I used to have a high regard for Canon Giles Fraser, a regular columnist for the Church Times. His thoughtful and sometimes insightful comments have often helped me to understand different issues in new ways. But more recently, his remarks have left me increasingly cold.
A diatribe he released recently against liberation theology on radio 4 left me reminded as to the difference between liberal and liberation theology. They are often confused, but they are very distinct. Mr Fraser is a liberal philosopher, and as he pontificates about the world each week, one cannot but think of Marx's famous adage 'The Philosophers have merely interpreted the world in various ways, the point however is to change it.'
Fraser's latest column 'Why I did not march on Saturday' in this weeks edition of the Church Times helped me to recognise his relationship to Marx's remark, and cemented my disappointment with the Canon Chancellor of St Paul's Cathedral.
His assertion that marching is simply about 'feeling better about myself' is arrogant in the extreme. Up and down the country, vulnerable communities are facing cutbacks that are wrecking their lives. Everyday last week I encountered people about to lose their jobs, people who provide services that improve the lives of disadvantaged groups. People are not marching to enjoy a 'feeling of moral superiority' (as he put it in the column) but because they are facing job losses and economic devastation. Churches need to stand by those most affected.

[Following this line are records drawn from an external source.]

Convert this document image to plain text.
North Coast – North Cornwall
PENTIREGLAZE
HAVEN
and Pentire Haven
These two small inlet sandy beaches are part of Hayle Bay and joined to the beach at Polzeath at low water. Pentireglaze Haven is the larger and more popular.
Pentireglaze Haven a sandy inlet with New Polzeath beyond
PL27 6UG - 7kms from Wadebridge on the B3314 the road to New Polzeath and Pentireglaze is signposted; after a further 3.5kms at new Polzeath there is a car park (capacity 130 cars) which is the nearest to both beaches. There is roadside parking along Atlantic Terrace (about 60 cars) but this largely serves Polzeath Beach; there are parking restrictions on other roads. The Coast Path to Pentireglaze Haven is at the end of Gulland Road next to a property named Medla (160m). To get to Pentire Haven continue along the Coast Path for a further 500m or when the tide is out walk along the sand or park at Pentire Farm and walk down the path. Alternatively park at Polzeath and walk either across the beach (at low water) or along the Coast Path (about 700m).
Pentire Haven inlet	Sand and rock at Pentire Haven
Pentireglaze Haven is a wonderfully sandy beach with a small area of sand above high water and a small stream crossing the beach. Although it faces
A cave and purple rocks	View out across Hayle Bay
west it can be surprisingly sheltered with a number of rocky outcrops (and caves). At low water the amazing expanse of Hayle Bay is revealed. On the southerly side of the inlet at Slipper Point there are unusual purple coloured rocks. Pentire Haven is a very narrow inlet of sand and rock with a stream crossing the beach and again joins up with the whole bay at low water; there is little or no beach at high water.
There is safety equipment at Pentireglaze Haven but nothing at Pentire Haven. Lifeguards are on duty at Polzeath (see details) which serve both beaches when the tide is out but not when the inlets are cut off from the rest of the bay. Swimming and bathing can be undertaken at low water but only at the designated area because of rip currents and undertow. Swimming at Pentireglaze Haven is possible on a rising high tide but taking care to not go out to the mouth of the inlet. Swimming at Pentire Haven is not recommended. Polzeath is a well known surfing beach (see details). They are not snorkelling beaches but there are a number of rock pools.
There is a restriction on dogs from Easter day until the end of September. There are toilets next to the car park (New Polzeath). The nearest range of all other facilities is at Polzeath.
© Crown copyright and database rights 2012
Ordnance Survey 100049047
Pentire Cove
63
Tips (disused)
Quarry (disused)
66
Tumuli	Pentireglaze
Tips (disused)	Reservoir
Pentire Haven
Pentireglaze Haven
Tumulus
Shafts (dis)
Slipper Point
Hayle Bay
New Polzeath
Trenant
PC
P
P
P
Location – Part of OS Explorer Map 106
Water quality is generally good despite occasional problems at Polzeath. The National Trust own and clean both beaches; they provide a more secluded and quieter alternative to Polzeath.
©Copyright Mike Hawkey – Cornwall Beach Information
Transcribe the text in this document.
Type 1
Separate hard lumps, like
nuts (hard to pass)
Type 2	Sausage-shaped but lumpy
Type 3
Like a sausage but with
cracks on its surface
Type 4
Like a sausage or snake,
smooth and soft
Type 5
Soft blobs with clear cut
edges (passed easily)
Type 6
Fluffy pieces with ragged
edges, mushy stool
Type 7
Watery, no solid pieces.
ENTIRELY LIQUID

The cutbacks sparked by the bankers greed, and bailed out by the taxpayers, is particularly felt in the Northern cities that rely more heavily on the public sector. Maybe Mr Fraser is more protected from these realities, looking out from his seat in the pub in the city of London (where he watched the march pass him by.)
Life in the 'square mile' seems to be very different indeed from the vantage point of theologians living outside of it.